Faites l’aumône de votre bien, et ne détournez votre visage d’aucun pauvre ; car ainsi il arrivera que le visage du Seigneur ne se détournera pas de vous. Soyez charitable de la manière que vous le pourrez. Si vous avez beaucoup, donnez abondamment ; si vous avez peu, ayez soin de donner de bon cœur de ce peu. Car vous vous amasserez une grande récompense pour le jour de la nécessité. Car l’aumône délivre de tout péché et de la mort, et elle ne laissera pas tomber l’âme dans les ténèbres. L’aumône sera le sujet d’une grande confiance devant le Dieu suprême, pour tous ceux qui l’auront faite.
Livre de Tobie 4, 7–12
Ces paroles admirables sont du vieux Tobie à son jeune fils. Elles doivent nous encourager à faire l’aumône, pendant ce Carême et même après. Qu’est-ce que l’aumône ? C’est une œuvre, disent les moralistes, par laquelle on donne à quelqu’un dans l’indigence, en étant mû par la compassion, et à cause de Dieu. La sainte Écriture en parle souvent et nous enseigne que celui qui pratique l’aumône attire les bénédictions de Dieu sur soi. Ainsi, dans le livre du Lévitique, on apprend que les Israélites devaient abandonner leurs champs aux pauvres tous les sept ans. Mais la sixième année, Dieu avait promis que les récoltes produiraient trois fois plus : Que si vous dites, que mangerons-nous la septième année, si nous n’avons point semé, et si nous n’avons point recueilli de fruit de nos terres ? Je répandrai ma bénédiction sur vous en la sixième année, et elle portera autant de fruits que trois autres. Vous sèmerez à la huitième année, et vous mangerez vos anciens fruits jusqu’à la neuvième année. Vous vivrez des anciens jusqu’à ce qu’il en soit venu de nouveaux (Lv 25, 20–22).

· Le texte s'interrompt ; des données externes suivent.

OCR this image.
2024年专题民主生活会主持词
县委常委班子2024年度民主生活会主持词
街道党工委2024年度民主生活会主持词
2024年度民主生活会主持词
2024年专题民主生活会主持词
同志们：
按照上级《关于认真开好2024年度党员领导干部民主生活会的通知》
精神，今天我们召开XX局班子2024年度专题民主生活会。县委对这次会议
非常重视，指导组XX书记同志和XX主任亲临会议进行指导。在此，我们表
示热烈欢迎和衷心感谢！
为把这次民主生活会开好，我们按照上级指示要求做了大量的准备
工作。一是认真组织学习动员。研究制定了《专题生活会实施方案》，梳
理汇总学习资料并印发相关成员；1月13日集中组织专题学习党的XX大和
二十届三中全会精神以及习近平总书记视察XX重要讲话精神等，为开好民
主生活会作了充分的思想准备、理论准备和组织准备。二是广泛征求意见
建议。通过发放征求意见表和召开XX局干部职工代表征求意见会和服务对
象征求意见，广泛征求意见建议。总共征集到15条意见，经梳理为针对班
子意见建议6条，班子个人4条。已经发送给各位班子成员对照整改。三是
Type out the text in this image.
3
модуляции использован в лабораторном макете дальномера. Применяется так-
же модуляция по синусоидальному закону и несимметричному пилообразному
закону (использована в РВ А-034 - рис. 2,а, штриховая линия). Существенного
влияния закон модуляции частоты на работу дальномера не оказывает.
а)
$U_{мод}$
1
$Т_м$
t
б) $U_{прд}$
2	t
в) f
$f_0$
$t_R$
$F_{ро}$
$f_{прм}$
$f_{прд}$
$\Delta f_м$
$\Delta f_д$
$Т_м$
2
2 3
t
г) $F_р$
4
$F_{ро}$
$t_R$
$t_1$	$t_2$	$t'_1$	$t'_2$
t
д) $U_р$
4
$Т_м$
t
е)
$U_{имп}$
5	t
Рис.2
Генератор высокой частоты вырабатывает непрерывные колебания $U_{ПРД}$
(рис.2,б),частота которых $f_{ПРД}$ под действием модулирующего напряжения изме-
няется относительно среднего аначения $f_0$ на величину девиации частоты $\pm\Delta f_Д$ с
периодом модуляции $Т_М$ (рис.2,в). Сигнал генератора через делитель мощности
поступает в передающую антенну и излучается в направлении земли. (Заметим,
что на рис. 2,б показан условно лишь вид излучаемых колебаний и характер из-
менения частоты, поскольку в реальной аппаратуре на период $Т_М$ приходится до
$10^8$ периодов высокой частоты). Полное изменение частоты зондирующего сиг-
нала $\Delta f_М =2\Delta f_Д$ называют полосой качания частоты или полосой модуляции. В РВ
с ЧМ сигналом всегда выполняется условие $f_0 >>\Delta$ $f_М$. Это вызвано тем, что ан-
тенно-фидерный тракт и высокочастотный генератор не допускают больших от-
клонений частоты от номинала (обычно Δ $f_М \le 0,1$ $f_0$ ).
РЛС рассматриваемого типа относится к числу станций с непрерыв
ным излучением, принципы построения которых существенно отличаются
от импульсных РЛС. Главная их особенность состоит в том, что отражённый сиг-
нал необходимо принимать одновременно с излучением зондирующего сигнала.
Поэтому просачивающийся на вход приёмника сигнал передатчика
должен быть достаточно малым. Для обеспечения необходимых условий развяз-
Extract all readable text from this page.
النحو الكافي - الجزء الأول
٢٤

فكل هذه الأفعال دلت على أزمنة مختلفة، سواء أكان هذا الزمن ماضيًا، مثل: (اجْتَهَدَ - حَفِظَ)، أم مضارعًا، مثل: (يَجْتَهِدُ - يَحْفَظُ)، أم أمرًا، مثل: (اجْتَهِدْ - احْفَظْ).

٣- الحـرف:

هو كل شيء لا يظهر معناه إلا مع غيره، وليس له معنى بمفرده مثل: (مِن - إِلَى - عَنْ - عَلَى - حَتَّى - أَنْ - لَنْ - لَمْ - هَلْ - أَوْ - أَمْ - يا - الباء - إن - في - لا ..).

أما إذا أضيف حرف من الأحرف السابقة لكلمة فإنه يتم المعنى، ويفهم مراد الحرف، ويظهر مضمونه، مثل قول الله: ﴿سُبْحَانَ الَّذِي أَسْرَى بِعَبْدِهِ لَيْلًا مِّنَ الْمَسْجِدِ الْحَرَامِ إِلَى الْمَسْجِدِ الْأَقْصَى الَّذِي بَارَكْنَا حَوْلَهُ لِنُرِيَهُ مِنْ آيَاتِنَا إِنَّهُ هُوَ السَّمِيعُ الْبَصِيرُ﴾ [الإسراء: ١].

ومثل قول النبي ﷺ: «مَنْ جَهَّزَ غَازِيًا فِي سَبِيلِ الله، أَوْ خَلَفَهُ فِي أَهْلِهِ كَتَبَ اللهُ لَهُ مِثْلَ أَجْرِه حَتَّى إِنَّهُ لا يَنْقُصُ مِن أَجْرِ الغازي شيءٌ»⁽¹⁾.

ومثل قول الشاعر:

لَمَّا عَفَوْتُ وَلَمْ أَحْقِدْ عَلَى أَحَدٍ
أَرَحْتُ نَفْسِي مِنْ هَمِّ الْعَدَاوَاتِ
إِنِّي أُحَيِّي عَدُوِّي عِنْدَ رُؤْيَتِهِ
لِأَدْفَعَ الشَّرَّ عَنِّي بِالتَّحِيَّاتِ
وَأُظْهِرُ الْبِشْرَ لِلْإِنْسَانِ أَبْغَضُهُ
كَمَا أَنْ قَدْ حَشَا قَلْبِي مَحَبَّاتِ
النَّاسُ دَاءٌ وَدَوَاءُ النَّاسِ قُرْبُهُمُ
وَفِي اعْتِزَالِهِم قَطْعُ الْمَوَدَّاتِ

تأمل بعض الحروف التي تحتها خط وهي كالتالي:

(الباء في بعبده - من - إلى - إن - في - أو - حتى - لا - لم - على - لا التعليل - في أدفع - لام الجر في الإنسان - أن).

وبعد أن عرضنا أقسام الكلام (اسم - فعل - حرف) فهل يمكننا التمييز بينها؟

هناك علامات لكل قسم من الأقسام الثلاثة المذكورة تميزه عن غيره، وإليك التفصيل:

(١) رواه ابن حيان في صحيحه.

L’aumône est aussi encouragée dans le Nouveau Testament, par Notre Seigneur lui-même. Il nous montre également qu’elle ne reste pas sans récompense devant Dieu : Quand vous donnez un festin, invitez les pauvres, les estropiés et les aveugles ; et vous serez heureux de ce qu’ils ne peuvent vous rendre la pareille, car tout cela vous sera rendu à la résurrection des justes (Luc 14, 13–14). Notre Seigneur nous dit de faire l’aumône discrètement, sans tambour ni trompette : Lors donc que tu fais l’aumône, ne sonne pas de la trompette devant toi, comme font les hypocrites dans les synagogues et dans les rues, pour être honorés des hommes. En vérité, je vous le dis, ils ont reçu leur récompense. Mais toi, quand tu fais l’aumône, que ta main gauche ne sache point ce que fait ta main droite, afin que ton aumône soit dans le secret ; et ton Père, qui voit dans le secret, te le rendra (Mt 6, 2–4).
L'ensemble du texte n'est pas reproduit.